British paper pays pilot for 9/11 slur

An Algerian pilot who was wrongly accused of training the 11 September hijackers has won a public apology and undisclosed damages from a British newspaper at London’s High Court.

Lotfi Raissi is fighting to have his reputation restored

Lotfi Raissi, 29, who has also filed separate claims for a reported £13 million ($21.6 million) against the US Federal Bureau of Investigation (FBI) and the US Justice Department, won his case against Associated Newspapers, publishers of the Mail on Sunday, which printed the unfounded US allegations.

Louis Charalambous, Raissi’s lawyer, told the court the Mail on Sunday published an article on 30 September 2001 which referred to allegations made by Washington – in particular that Raissi trained some of the hijackers who flew passenger aircraft into the World Trade Centre and the Pentagon in 2001.

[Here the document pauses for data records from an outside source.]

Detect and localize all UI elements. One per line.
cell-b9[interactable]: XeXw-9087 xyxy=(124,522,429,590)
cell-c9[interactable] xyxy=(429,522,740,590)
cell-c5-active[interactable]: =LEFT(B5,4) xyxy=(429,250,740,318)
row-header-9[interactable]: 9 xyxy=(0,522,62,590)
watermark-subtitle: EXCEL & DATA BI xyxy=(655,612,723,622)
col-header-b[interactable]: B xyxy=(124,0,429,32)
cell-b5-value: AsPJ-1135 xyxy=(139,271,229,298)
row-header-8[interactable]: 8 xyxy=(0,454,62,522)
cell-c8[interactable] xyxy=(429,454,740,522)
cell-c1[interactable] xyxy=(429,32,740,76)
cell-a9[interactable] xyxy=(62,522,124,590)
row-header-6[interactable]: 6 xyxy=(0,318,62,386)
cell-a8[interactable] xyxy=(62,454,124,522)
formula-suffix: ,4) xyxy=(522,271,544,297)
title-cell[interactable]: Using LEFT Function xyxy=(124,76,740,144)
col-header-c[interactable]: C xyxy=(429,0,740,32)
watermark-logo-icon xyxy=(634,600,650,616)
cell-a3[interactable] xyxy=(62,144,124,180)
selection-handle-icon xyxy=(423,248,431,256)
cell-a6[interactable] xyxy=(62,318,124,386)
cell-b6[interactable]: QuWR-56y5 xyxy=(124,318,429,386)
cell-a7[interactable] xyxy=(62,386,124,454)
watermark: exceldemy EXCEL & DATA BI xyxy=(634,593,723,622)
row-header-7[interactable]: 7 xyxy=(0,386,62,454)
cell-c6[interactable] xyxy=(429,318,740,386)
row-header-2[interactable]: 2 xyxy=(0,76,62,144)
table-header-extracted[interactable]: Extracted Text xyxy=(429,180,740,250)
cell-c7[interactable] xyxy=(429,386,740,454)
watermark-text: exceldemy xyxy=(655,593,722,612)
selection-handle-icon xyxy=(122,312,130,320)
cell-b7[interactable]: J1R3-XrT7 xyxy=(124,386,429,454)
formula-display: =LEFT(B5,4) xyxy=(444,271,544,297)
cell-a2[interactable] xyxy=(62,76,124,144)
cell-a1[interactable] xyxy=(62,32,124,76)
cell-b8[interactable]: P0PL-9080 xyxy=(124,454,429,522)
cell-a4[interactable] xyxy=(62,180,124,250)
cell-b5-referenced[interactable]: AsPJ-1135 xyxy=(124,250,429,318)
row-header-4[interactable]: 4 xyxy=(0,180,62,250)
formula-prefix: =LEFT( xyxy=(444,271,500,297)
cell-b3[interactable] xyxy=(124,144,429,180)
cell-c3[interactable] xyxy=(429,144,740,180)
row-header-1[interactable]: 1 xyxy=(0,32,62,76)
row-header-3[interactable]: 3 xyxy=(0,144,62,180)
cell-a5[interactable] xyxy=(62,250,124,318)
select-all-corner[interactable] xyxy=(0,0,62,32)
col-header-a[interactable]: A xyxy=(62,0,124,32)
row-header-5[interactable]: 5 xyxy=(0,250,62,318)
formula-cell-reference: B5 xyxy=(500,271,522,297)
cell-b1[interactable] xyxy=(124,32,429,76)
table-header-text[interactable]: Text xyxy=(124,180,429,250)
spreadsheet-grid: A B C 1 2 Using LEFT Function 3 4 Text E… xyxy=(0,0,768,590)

Raissi, a British-based Algerian who studied at a flight school in Arizona, was arrested in London 10 days after the attacks and held for five months in the city’s high security Belmarsh prison.

No evidence

But he was later cleared of wrongdoing in extradition proceedings in front of a British judge, who said US officials had failed to present any evidence to back up accusations that he had links to terrorism.

The Mail on Sunday article also alleged Raissi had dishonestly used the social security number of a dead grandmother to establish a false US identity.

“I can’t fly aeroplanes anymore. I’ve been blacklisted from all airlines”

Lotfi Raissi

The court said the paper now accepted that, as found during the extradition hearing, “there was no evidence whatsoever to support the contention that Mr Raissi had been involved in the September 11 conspiracy.”

His flying career is in tatters, thanks to the publicity surrounding his arrest.“I can’t fly aeroplanes anymore. I’ve been blacklisted from all airlines,” Raissi told the BBC.

Timothy Pinto, lawyer for the Mail on Sunday, said the newspaper apologised to Raissi for any distress caused.

Vindication

His lawyers said in a statement he and his wife were “pleased to have got vindication of their reputation from a section of the media which failed to treat him fairly whilst wild accusations were being levelled at him by the US government and in the extradition proceedings.”

“Now he can start to rebuild his life by restoring his good reputation through the courts both here and in the United States, where he has commenced proceedings against the FBI and the US Department of Justice,” the statement said.

He is claiming damages from those US agencies for false imprisonment and malicious prosecution.